Por isso, pregar a cruz a partir de Cristo significa ter consciência do pecado que faz ninho no nosso coração que causa tantas cruzes na própria vida de quem o comete e na vida dos outros com quem convive. A presença do pecado como uma força destruidora cria muitas cruzes na convivência humana, pois nunca somente vivemos, mas sempre convivemos. Cada ato nosso, seja positivo ou negativo, sempre tem consequência direto ou indiretamente para a vida dos outros. Esta consciência de ser nosso coração a hospedagem também do pecado, nos leva a um ato de acabar com as muitas cruzes que criamos através do trabalho contínuo de arrancar o ninho do pecado dentro de nós através da conversão contínua. Não podemos esquecer que a cruz de Jesus é uma revolta contra a dignidade humana violada, contra aquilo que deveria ter evitado para não criar tantos sofrimentos na própria vida e na vida alheia. Pregar a cruz de Cristo significa convocar as pessoas para um amor e para um perdão incondicionais, para a capacidade de não permitir que o ódio e suas múltiplas manifestações reinem o coração humano onde Deus deposita seus segredos. Sem esta atitude não haverá a paz e a ressurreição; não haverá a passagem do homem velho para o homem novo criado para o céu. Que sejamos uma ressurreição e não a cruz para os outros. Que sejamos solução e não problema para os outros.        

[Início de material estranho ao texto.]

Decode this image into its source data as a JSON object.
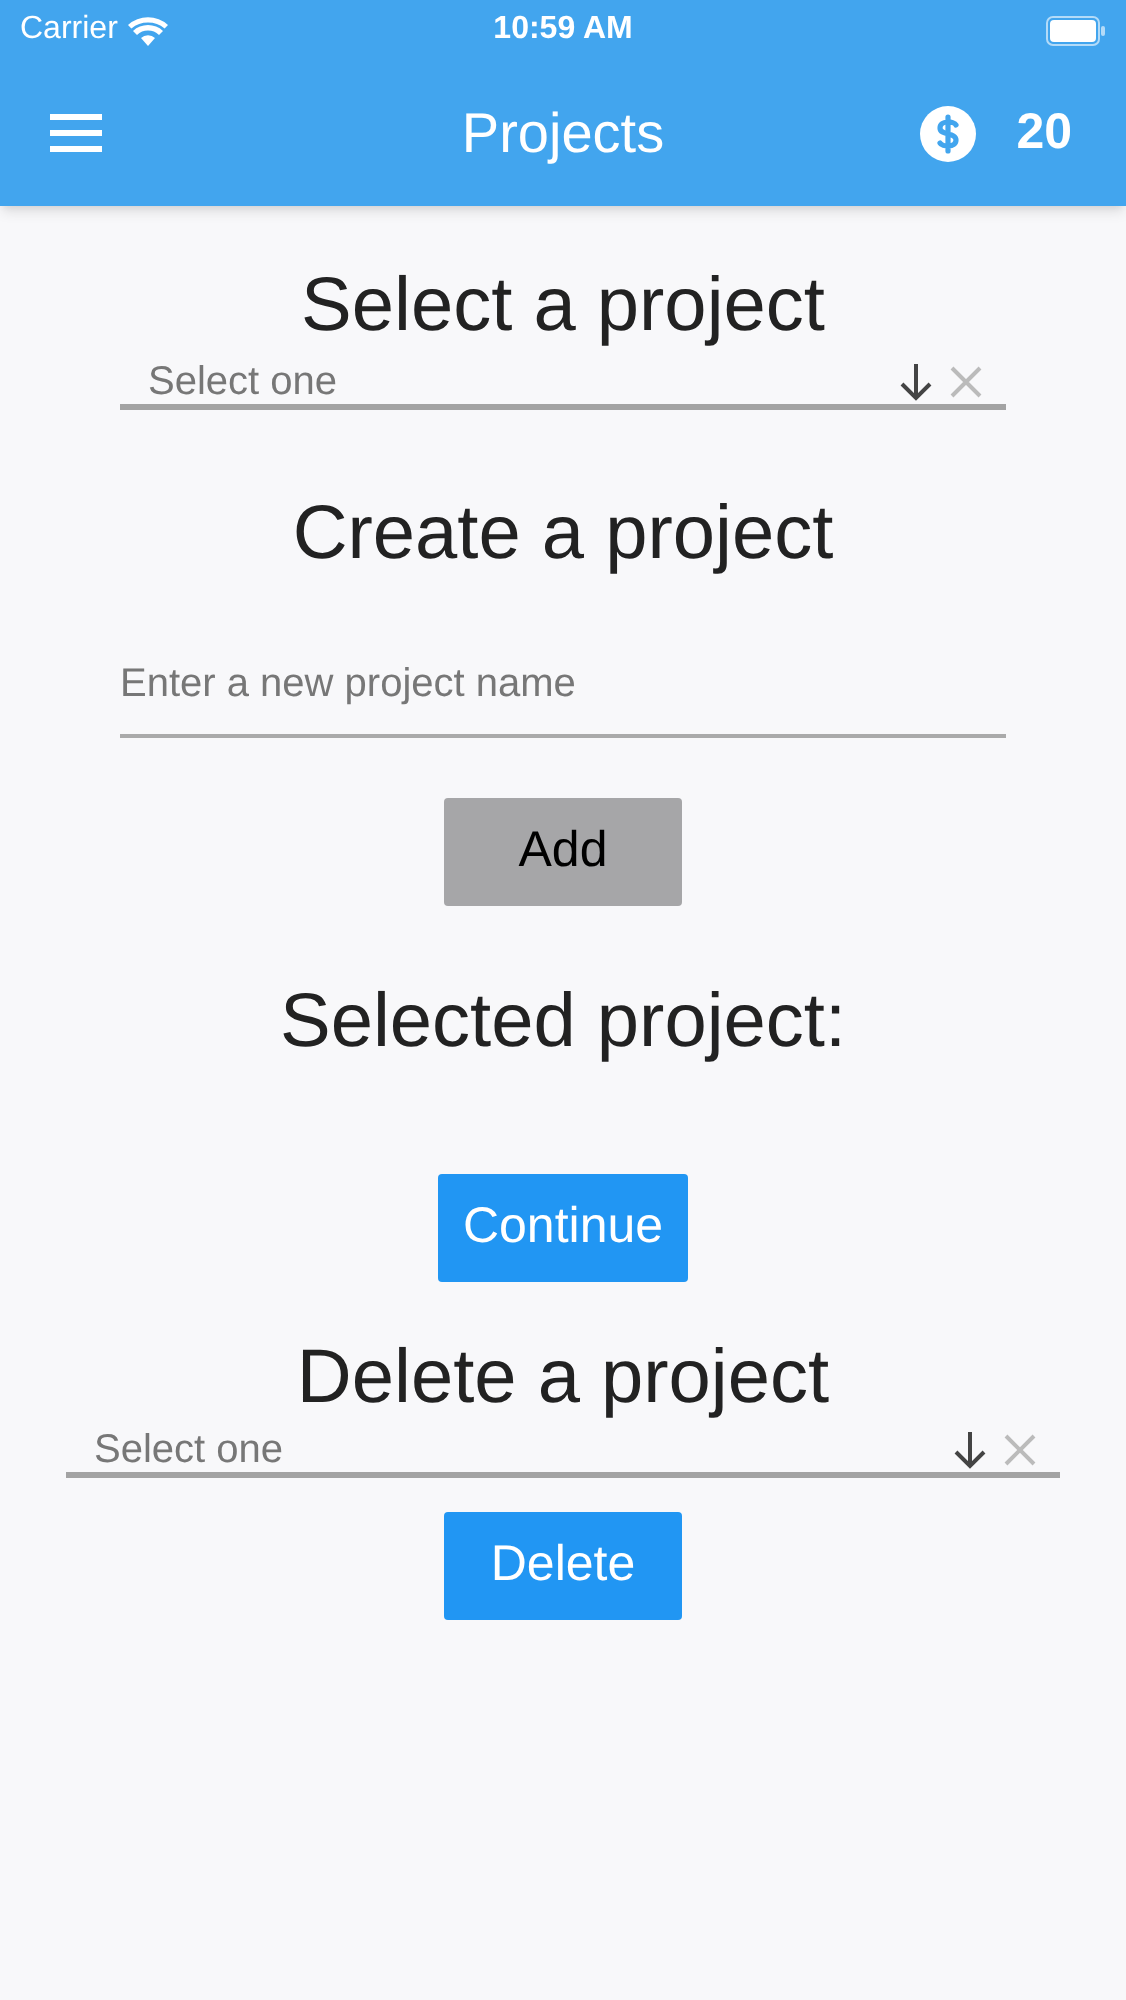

Mas o sofrimento, considerado em si mesmo, não é salvador. A cruz, sozinha, nada tem de salvadora. A cruz pela cruz não passa de uma maldição. Salvadora é a vida toda de Jesus. E a razão é simples: a vida de Jesus constitui a superação do pecado, da situação de não- salvação. Pecado, não- salvação consistem na ruptura da relação com Deus, que implica o desenvolvimento de relações de dominação entre os seres humanos, de relações mentirosas com o próprio ser interior, de um relacionamento irresponsável face ao meio ambiente etc. A salvação, entendida como superação do pecado e como saída da situação não-salvação consiste na abertura ao dom de Deus, na responsabilidade assumida em relação ao mundo da natureza e na sinceridade no encontro com a própria verdade interior. A vida vivida por Jesus foi uma vida salvadora.


Por isso, podemos entender por que a cruz, considerada em si mesma, não tem valor salvífico. Ela passou a ser salvadora por causa da vida de Jesus. Na adoração da cruz, não é a ela sozinha que devemos adorar (o que seria idolatria). Adoramos o imenso amor de Deus, manifestado na entrega de Jesus, no amor-serviço. Por isso, ele disse: “Ninguém tem maior amor do que aquele que dá a vida por seus amigos” (Jo 15,13).


Basta você amar de verdade qualquer pessoa, sem dúvida nenhuma, você vai sofrer muito por isso, como Cristo. Verifique seu coração se dentro dele existe o amor verdadeiro? Onde existe o amor verdadeiro, lá está Deus, lá está a paixão, mas lá se encontra a semente da ressurreição. Esta é a nossa esperança.